Yıllık enflasyonun oldukça yüksek çift haneli seviyelerde seyrettiği 1990'lı yıllarda ise bu yükseklikteki aylık enflasyon oranlarına rastlamak sıradan bir şeydi.

Merkez Bankası'nın yıl sonu enflasyon hedefi uzun yıllardan bu yana yüzde 5 seviyesinde bulunuyor. Bir yılda ulaşılması hedeflenen enflasyondan daha fazlası bir ayda gerçekleşince yıllık enflasyonda da büyük bir sıçrama yaşandı. Ağustos ayında yüzde 17,90 düzeyinde olan yıllık tüketici enflasyonu eylül ayında yüzde 24,52'ye çıktı.

2003=100 bazlı endeksin tarihinde yıllık tüketici enflasyonu da daha önce hiç bu düzeylere çıkmamıştı. Yıllık tüketici enflasyonunun bundan daha yüksek olduğu son ay ise yüzde 25,3 ile 2003'ün aralık ayıydı.

Tüketici enflasyonunda işler böyleyken Üretici Fiyat Endeksi (ÜFE) enflasyonunda durum daha da kötü. Eylül ayında ÜFE enflasyonu yüzde 10,88'i buldu. Bu da ağustos ayında yüzde 32,13 seviyesinde bulunan yıllık ÜFE enflasyonunu eylül ayında yüzde 46,15'e taşıdı. ÜFE enflasyonu da bu seviyesiyle 1990'lı yılları hatırlatan bir görünüm sundu.

NEDEN BÖYLE OLDU?
Enflasyonda nisan ayından beri yükseliş var ama eylül ayında bu yükseliş iyice gemi azıya almış durumda. Bunun nedeni de malum. Döviz kurlarında ağustos ayında yaşanan büyük sıçramanın dalga dalga fiyatlara yansıması enflasyonu hızla yukarıya itiyor.

Üretimde çok fazla ithal girdi kullandığımız için döviz kurlarındaki sıçrama maliyetleri de zıplattı. Bu maliyet artışları da ister istemez fiyatlara yansıtılıyor. Bu yansıma üretici fiyatlarında daha hızlı olurken tüketici fiyatlarında biraz daha yavaş gerçekleşiyor.

Ancak döviz kurlarındaki ve dolayısıyla maliyetlerdeki artış o kadar yüksek ki işletmelerin bunu tüketiciye yansıtmadan ayakta kalması pek mümkün değil.

Bu nedenle de rekabetin en yoğun olduğu sektörlerde bile tüketici fiyatlarında da artış oluyor. Önce üretici fiyatlarında gerçekleşen artış bir süre sonra tüketici fiyatlarına da yansıyor.

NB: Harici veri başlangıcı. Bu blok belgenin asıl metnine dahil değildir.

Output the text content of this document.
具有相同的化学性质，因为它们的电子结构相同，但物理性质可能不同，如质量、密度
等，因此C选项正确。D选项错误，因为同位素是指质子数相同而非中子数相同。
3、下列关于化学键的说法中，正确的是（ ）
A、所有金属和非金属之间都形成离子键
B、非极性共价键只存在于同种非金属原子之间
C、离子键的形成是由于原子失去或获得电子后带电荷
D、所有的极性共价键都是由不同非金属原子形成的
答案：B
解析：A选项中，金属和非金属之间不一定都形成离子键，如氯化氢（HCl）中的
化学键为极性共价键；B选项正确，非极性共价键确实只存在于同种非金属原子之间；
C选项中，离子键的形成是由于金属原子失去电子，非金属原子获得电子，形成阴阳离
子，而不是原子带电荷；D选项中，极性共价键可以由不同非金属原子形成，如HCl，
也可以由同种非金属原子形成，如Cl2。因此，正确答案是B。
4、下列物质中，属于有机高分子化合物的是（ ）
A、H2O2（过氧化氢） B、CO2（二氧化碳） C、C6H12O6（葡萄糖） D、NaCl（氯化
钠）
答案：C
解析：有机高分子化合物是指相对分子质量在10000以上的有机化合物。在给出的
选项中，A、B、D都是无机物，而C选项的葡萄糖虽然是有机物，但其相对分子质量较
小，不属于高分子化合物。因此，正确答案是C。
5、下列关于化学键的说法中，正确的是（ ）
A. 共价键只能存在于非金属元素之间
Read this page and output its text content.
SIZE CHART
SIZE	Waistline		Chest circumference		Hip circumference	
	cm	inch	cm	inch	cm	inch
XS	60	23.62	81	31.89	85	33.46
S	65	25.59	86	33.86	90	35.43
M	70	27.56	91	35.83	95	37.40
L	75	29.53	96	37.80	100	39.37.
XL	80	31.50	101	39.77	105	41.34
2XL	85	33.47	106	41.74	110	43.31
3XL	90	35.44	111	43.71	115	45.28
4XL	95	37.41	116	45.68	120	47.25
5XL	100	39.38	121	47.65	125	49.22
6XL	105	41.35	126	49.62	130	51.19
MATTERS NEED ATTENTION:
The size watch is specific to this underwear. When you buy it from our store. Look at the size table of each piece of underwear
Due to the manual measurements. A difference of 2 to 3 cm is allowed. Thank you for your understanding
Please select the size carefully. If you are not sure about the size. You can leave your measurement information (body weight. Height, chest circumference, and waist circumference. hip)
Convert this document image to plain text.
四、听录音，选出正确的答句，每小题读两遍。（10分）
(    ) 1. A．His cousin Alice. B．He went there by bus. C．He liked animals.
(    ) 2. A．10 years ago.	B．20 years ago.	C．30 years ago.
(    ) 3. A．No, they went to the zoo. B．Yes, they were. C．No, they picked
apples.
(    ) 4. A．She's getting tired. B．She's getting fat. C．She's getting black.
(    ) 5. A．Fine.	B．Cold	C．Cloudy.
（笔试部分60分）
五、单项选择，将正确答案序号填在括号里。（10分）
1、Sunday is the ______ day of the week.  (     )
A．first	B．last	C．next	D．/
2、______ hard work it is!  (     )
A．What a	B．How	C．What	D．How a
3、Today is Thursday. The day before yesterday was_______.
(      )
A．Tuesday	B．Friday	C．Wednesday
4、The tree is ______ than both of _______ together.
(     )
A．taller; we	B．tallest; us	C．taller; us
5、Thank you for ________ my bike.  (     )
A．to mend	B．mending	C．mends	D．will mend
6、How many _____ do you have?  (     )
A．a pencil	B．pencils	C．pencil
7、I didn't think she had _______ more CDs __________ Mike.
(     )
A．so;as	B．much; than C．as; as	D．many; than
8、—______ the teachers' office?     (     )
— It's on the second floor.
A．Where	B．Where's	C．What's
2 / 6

İşte bu durum tüketici enflasyonundaki yükselişin hala sonuna gelmediğimizi düşündürüyor. Çünkü yıllık üretici enflasyonu ile tüketici enflasyonu arasında 21 puandan fazla fark var.

Elbette bu farkın tamamen kapanması yani yıllık tüketici enflasyonunun ille de üretici enflasyonunun bulunduğu seviyeye kadar yükselmesi şart değil. Ancak aradaki farkın azalması beklenebilir.

Yani hükümetin geçen ay yayınladığı Yeni Ekonomi Programı'ndaki (YEP) bu yıl sonuna ilişkin yüzde 20,8'lik tüketici enflasyonu tahmini şimdiden tarih oldu denilebilir. Bu arada üretici enflasyonundaki yükseliş durmazsa tüketici enflasyonunda işler çok daha kötüye de gidebilir.



GÖZLER YİNE MERKEZ'DE
Merkez Bankası, 13 Eylül'deki Para Politikası Kurulu (PPK) toplantısında politika faizini 625 baz puanlık büyük bir artışla yüzde 17,75'ten yüzde 24'e çıkarmıştı.

Bu faiz artışıyla da döviz kurlarındaki yükselişi frenlemeyi başarmıştı. Ancak yıllık tüketici enflasyonu eylül ayında yüzde 24,52'ye çıkınca para politikası faizi yine enflasyonun altında kalmış oldu.

Bu da Merkez Bankası'ndan yeni bir faiz artışı beklentisini gündeme getirdi. Gelecek PPK toplantısı 25 Ekim'de yapılacak.
O zamana kadar finansal piyasalar bu toplantıdan çıkacak karara ilişkin beklentilerle yön bulacak gibi görünüyor.

Tabii 12 Ekim'deki Rahip Brunson davasından çıkacak karar da finansal piyasalar açısından önem taşıyor.